Humility Factor—Jesus said you can only be saved w/ the faith of a child. A child has not yet learned to be proud, or arrogant. A child is humble. And even an adult has to humble themself to be saved.

A child is soft and moldable when young, but the longer you wait, the harder the clay gets.

Curiosity Factor—Children are so curious. What is their #1 question they ask? “Why!”

“where are we going?”/springfield/why?/that’s where Lincoln’s old house is/who’s lincoln?/why did he live there?/ “he just did”/where’s springfield?/35 miles w. on 72/oh, ok…what’s 72?

We should strive to be patient w/ their curiosity, because tomorrow they won’t be curious any more.

All human beings are born w/ an innate desire to answer 3 questions:

Where did I come from?

Why am I here?

Where am I going?

If we don’t answer the children’s questions, someone else will! (evolutionist will be happy to answer/secular humanist/cults)

1. start early

2. be creative

Deut. 6 says when to teach your children the Bible. “when you’re walking/standing/sitting/lying down”… “paste it to your forehead, and on the jam of each doorway they will walk thru!”

3. work for character

the greatest needs in our society today is character and integrity.

Examine any walk of life: politicians, athletes, factory workers, health professionals, white collar, blue collar…no collar!…priests, ministers, evangelists: it’s not hard to find people of low character in any walk of life.

We need to teach this next generation that what’s most imp’t is not your achievement, but your character.

Ill.—rather my child bring home a report card w/ honest C’s, than dishonest A’s…perhaps one day they’d make an honest dime, rather than a dishonest dollar!

Ill.—a little boy named James ran up to his dad and said, I’ve got an extra nickel!/where’d ya get it?/on the trolley, the driver forgot to take it, so I can ride tomorrow for free!…with great disappointment on his face, his father said, today, you traded your integrity for a nickel.

James never forgot it, and James Cash Penney went on to build a world empire in retail based on principles of character and integrity.

4. Set limits

In the OT, Eli, the temple priest, had 2 evil sons. They seduced women at the temple where he served. They stole people’s sacrifices right off the altar, and would eat them!

And I Sam. 3 says,

his sons made themselves vile, and he restrained them not.

Set limits! Be the boss! Restrain them! Take charge!

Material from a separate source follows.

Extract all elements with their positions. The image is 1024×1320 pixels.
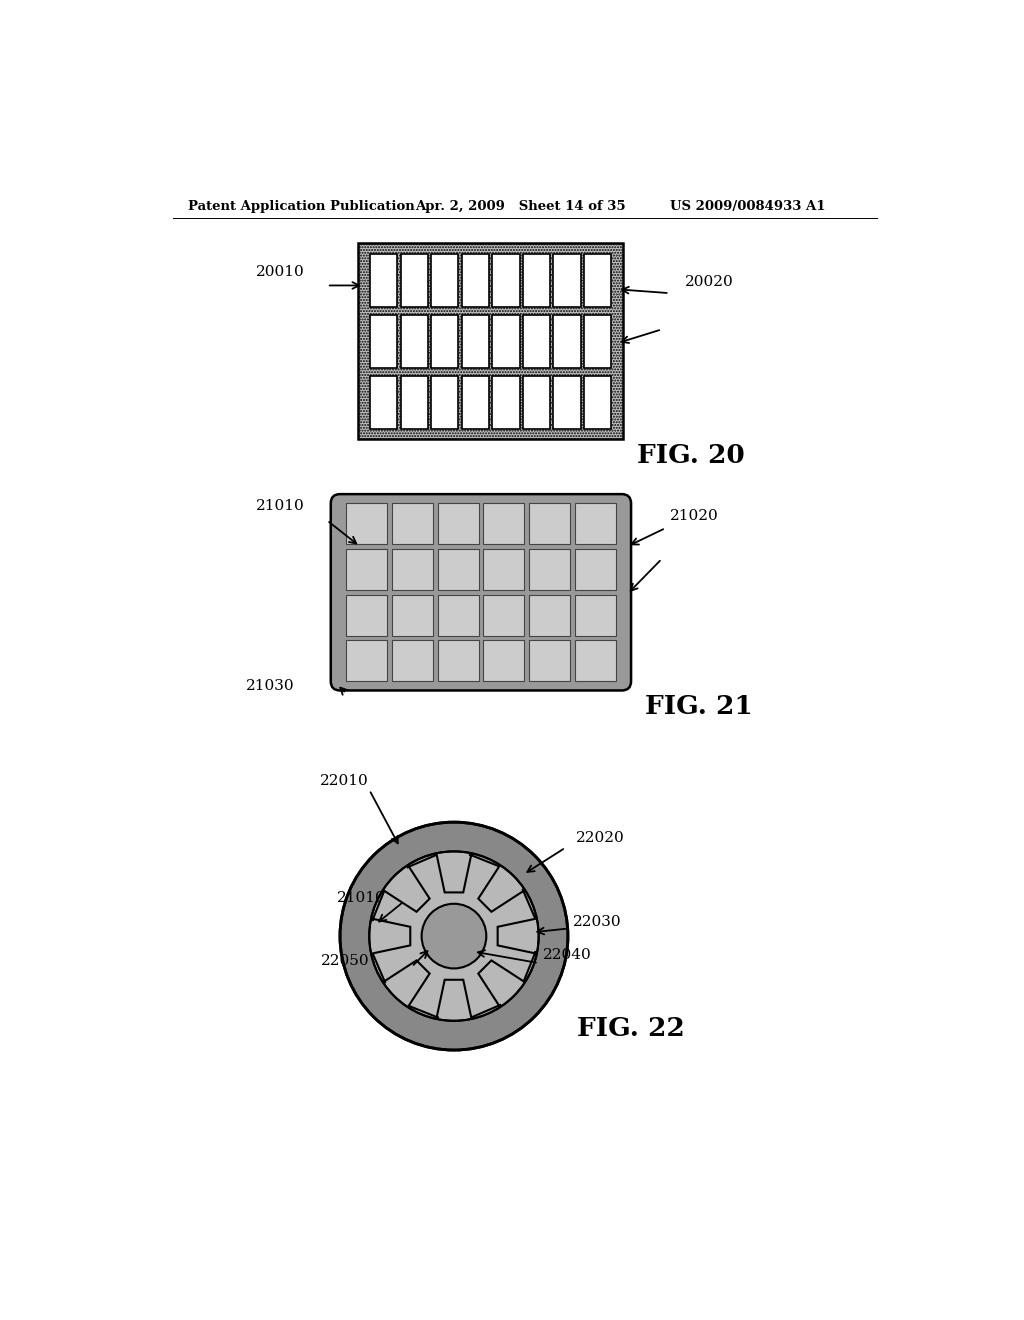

I used to go to Wal-Mart, and see that spoiled brat in line, throwing his temper tantrum, and say, “I’d like to get a hold of that child for 5 minutes!”/now, “parents”!

Children need limits…it makes them feel secure, to know their boundaries.

“my children push the limits!”

Yes! That’s right! Now you get it. They push and test the limits, hoping you’ll pass the test! And when you do, they gain a sense of security. “dad is consistent”… “mom means what she says.”